FHFA seeks input on Fannie and Freddie's credit score models
WASHINGTON — The Federal Housing Finance Agency is seeking input on whether Fannie Mae and Freddie Mac should upgrade their credit score models.
The two government-sponsored enterprises have relied on the “classic” FICO credit scoring model for the past 12 years.
But the FHFA is weighing whether the GSEs should upgrade to more recent alternatives, such as FICO’s newer scoring model known as FICO 9, or the VantageScore 3.0 credit scoring model, or both.
The deadline for submitting input to the GSE regulator is Feb. 20.
In soliciting public feedback, the GSE regulator noted that the Classic FICO model "adequately predicts risk" while the newer models "provide a slight increase in accuracy, which would benefit borrowers and investors."
The FHFA pointed out that the new FICO and VantgageScore models “incorporated economic changes since the financial crisis” and also include the rental history of mortgage applicants when reported to the credit rating agencies.
“FHFA recognizes that there are compelling reasons for the Enterprises to update their credit score requirement from Classic FICO,” the agency said.
In the new score models, medical collections are now treated differently than other types of debt "resulting in medical debt having less of a negative impact than with Classic FICO," according to FHFA's request for input.
In soliciting the information, "FHFA hopes to obtain honest and reliable information and stakeholder feedback on the operational and competition aspects of changing Fannie Mae and Freddie Mac’s credit score requirements,” said FHFA Director Mel Watt in a press release. “Responses to the RFI will provide important details on the complexities of this decision, which is why I encourage stakeholders to respond in the most meaningful way possible.”

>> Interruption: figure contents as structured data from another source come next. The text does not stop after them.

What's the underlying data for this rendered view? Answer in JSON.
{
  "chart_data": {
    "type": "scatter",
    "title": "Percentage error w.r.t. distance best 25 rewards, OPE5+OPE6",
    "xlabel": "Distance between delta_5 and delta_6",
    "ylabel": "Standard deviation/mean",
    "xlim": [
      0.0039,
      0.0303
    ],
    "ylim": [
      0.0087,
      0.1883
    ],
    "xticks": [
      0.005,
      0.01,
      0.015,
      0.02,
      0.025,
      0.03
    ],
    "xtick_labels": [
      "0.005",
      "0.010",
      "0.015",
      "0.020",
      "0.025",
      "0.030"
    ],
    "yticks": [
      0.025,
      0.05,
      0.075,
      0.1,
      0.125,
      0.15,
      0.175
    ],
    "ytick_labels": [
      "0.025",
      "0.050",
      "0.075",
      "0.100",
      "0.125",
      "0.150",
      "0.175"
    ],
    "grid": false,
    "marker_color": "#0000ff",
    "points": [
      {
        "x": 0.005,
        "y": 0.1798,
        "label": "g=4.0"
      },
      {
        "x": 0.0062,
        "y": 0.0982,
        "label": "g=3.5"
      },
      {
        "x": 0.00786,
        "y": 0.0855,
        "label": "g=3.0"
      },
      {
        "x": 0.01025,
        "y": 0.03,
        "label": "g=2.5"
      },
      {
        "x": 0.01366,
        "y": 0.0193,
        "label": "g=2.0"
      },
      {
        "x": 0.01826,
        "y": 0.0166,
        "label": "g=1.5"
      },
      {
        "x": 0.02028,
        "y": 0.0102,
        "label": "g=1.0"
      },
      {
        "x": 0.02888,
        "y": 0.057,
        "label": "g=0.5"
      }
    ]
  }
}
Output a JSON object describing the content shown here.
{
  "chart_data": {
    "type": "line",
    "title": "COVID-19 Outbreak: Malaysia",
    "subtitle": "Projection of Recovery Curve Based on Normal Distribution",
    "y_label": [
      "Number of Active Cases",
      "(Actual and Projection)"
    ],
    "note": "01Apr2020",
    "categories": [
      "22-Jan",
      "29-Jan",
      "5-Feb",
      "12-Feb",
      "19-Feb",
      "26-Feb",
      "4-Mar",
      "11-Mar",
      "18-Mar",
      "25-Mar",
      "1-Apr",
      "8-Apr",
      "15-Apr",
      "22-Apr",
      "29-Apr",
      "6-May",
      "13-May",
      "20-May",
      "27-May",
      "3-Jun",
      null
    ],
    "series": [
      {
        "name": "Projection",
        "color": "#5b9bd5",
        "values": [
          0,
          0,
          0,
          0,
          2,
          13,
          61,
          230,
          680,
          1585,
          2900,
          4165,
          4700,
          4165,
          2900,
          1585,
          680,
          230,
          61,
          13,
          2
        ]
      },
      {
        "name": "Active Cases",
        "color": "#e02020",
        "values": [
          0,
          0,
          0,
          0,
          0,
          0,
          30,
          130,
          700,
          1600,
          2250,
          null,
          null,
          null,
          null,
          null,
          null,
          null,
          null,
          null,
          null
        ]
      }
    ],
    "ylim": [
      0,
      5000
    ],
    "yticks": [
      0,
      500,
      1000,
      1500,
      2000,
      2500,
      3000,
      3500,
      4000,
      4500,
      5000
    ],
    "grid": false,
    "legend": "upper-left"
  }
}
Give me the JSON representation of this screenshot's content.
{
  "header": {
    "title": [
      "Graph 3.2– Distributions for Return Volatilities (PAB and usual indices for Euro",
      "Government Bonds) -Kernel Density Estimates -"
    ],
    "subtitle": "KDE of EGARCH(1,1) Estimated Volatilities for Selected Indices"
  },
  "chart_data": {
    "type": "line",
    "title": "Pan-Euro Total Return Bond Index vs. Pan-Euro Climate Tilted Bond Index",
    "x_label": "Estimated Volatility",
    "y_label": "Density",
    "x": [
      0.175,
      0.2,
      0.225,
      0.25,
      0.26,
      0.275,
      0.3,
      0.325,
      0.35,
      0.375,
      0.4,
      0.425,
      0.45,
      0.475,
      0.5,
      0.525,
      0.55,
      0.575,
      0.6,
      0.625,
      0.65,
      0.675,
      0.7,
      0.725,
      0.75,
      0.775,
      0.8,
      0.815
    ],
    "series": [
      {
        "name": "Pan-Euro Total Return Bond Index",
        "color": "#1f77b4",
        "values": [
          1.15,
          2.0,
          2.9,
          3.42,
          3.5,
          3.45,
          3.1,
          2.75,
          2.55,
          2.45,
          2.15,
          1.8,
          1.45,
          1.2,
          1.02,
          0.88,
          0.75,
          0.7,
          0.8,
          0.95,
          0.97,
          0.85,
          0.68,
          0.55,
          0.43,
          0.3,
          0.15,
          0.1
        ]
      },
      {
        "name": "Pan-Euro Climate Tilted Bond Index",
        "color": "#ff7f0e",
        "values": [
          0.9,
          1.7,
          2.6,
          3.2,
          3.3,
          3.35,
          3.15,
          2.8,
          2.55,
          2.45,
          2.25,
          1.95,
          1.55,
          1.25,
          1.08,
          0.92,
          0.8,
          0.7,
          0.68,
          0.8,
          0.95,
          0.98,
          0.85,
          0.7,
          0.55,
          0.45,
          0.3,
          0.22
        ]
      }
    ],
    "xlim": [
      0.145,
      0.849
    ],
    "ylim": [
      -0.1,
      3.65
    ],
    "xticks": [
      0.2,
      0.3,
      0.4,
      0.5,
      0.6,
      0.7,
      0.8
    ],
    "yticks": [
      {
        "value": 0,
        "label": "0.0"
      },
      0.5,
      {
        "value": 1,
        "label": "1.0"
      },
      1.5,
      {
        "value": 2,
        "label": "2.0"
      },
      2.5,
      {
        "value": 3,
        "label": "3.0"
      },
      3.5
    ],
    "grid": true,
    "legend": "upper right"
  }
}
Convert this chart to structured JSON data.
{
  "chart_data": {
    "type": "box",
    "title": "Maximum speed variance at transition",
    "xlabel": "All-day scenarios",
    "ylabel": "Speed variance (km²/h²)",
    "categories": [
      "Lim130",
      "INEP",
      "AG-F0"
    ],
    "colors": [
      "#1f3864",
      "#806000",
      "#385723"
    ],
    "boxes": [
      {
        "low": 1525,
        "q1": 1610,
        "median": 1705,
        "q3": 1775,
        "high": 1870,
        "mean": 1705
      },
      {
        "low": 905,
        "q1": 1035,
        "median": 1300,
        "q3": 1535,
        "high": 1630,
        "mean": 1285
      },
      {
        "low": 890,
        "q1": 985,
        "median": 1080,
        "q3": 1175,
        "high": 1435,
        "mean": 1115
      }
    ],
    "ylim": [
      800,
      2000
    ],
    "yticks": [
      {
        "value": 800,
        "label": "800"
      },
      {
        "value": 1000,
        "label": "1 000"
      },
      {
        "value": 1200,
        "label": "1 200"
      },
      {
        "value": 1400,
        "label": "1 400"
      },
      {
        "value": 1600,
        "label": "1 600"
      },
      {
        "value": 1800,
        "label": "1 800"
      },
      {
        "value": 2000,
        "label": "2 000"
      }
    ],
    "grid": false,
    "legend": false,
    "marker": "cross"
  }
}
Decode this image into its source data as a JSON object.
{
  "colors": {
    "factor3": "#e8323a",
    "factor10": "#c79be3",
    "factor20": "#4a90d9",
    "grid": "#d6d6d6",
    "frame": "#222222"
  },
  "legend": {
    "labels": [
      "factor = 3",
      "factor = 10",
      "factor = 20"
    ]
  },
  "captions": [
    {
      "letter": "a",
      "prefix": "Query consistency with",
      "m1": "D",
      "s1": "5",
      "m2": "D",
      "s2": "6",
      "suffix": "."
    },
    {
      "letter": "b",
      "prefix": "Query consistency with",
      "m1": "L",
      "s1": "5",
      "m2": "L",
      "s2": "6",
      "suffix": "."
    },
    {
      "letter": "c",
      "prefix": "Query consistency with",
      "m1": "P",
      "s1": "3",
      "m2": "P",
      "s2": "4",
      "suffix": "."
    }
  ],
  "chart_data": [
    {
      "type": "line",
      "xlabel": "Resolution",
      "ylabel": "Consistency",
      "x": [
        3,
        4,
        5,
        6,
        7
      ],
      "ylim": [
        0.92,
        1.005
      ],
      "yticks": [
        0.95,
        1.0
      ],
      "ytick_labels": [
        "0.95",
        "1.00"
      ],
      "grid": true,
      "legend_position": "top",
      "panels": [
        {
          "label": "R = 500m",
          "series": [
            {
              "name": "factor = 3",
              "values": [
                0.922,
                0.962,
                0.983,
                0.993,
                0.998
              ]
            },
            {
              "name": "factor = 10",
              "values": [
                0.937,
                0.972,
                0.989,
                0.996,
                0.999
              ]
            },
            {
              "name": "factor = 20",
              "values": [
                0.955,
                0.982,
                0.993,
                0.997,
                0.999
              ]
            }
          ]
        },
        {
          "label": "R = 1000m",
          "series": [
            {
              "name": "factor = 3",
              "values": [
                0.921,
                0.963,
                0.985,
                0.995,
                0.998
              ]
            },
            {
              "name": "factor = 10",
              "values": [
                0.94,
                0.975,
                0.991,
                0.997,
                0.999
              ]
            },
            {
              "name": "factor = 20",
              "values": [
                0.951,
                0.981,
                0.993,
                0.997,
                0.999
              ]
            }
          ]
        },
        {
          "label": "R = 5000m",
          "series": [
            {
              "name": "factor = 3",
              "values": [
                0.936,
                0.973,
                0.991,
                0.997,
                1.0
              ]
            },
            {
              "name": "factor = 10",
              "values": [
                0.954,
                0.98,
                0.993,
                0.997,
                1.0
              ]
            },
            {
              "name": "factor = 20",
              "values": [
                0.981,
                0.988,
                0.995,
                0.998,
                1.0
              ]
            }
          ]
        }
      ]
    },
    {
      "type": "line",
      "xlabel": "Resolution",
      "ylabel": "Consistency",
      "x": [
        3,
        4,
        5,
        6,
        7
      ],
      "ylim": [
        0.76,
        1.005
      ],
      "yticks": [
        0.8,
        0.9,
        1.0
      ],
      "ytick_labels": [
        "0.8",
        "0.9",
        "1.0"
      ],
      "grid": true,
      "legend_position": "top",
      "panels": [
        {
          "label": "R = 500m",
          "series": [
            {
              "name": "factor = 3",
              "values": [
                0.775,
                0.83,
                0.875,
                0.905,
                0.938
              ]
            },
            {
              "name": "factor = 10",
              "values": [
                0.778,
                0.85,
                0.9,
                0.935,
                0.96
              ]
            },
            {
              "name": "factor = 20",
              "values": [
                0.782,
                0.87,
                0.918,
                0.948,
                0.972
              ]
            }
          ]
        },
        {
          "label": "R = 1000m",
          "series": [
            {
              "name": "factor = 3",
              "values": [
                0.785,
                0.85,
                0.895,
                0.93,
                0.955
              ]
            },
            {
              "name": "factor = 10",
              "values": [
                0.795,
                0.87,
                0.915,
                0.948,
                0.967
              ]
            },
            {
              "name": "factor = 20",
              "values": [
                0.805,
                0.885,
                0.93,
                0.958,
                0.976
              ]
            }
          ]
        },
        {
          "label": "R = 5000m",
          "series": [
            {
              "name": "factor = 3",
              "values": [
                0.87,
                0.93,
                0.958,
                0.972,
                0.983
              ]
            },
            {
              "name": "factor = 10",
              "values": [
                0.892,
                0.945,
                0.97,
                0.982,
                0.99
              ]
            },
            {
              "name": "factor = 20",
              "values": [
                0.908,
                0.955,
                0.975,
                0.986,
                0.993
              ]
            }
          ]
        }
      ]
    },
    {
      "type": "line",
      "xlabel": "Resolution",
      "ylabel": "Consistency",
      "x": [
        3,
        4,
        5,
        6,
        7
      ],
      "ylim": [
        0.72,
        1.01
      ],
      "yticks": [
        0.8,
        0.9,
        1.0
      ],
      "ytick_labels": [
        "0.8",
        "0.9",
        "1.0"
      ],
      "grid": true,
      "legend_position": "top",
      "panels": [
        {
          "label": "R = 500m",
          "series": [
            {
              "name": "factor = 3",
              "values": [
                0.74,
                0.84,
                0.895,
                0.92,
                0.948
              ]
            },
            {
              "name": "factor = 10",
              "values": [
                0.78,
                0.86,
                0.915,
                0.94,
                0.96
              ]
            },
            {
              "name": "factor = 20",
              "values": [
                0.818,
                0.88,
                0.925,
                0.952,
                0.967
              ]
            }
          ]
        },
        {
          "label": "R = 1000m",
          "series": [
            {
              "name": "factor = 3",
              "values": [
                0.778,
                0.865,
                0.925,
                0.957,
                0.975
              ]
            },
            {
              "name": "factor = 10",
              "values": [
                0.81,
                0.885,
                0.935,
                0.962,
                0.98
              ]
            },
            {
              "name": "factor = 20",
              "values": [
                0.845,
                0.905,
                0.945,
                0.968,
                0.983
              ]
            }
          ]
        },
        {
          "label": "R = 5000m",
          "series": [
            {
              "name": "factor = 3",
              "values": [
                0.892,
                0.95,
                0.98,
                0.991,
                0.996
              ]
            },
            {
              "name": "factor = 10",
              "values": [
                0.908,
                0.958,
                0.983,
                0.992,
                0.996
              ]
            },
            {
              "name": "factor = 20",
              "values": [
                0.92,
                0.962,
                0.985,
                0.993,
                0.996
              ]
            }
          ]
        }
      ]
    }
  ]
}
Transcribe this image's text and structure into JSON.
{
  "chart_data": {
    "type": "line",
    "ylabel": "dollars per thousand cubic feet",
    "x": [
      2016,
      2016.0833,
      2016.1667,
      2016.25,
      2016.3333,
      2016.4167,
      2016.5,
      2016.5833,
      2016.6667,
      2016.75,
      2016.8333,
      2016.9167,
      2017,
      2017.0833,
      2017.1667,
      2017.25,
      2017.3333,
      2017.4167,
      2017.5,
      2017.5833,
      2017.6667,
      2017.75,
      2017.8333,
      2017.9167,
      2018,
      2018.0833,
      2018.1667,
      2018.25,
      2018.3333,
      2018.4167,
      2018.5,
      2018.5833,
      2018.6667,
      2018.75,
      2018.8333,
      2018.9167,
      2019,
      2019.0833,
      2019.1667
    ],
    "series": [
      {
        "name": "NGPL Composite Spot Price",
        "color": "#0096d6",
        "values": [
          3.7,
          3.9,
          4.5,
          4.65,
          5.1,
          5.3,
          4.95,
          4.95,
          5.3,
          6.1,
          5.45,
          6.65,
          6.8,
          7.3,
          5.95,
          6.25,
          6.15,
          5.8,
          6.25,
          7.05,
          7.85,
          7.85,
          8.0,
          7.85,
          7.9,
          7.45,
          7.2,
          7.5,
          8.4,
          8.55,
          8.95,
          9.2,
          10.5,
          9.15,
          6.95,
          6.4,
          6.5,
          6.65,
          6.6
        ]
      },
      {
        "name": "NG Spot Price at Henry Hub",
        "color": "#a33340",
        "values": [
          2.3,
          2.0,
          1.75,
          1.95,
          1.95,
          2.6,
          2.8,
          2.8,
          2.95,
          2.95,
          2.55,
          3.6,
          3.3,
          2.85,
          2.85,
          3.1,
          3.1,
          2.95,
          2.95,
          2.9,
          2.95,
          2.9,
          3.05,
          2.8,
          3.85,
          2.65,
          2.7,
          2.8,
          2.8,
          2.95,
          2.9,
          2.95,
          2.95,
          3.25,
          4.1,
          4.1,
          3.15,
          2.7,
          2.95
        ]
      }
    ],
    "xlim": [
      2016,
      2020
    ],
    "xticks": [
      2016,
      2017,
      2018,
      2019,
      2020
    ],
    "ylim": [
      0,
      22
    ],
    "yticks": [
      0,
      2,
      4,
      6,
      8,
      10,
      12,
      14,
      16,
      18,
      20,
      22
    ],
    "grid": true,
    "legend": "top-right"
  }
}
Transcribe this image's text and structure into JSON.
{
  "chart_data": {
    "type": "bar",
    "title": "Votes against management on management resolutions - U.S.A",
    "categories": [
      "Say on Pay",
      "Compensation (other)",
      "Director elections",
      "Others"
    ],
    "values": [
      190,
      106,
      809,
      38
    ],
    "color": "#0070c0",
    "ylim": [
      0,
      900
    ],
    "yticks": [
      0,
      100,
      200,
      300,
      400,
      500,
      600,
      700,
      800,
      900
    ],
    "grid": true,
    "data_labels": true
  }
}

VantageScore welcomed the FHFA's efforts to seek feedback on upgrading the credit score models.
“FHFA’s request for input is a step forward towards creating a marketplace where credit scoring models can be judged on their predictiveness, innovation and inclusivity instead of the status quo where the government has created a de facto monopoly for FICO,” Burns said in a statement Wednesday.
Yet a spokeswoman for FICO also praised the FHFA's move.
“We appreciate the thoughtful and deliberate process the FHFA is undertaking to examine the implications of proposed changes to credit policies in the $2 trillion mortgage market," according to Joanne Gaskin, senior director of scores and analytics at FICO.
"We share Director Watt’s concerns about the potential consequences of adopting a two-score approach to underwriting conforming mortgages."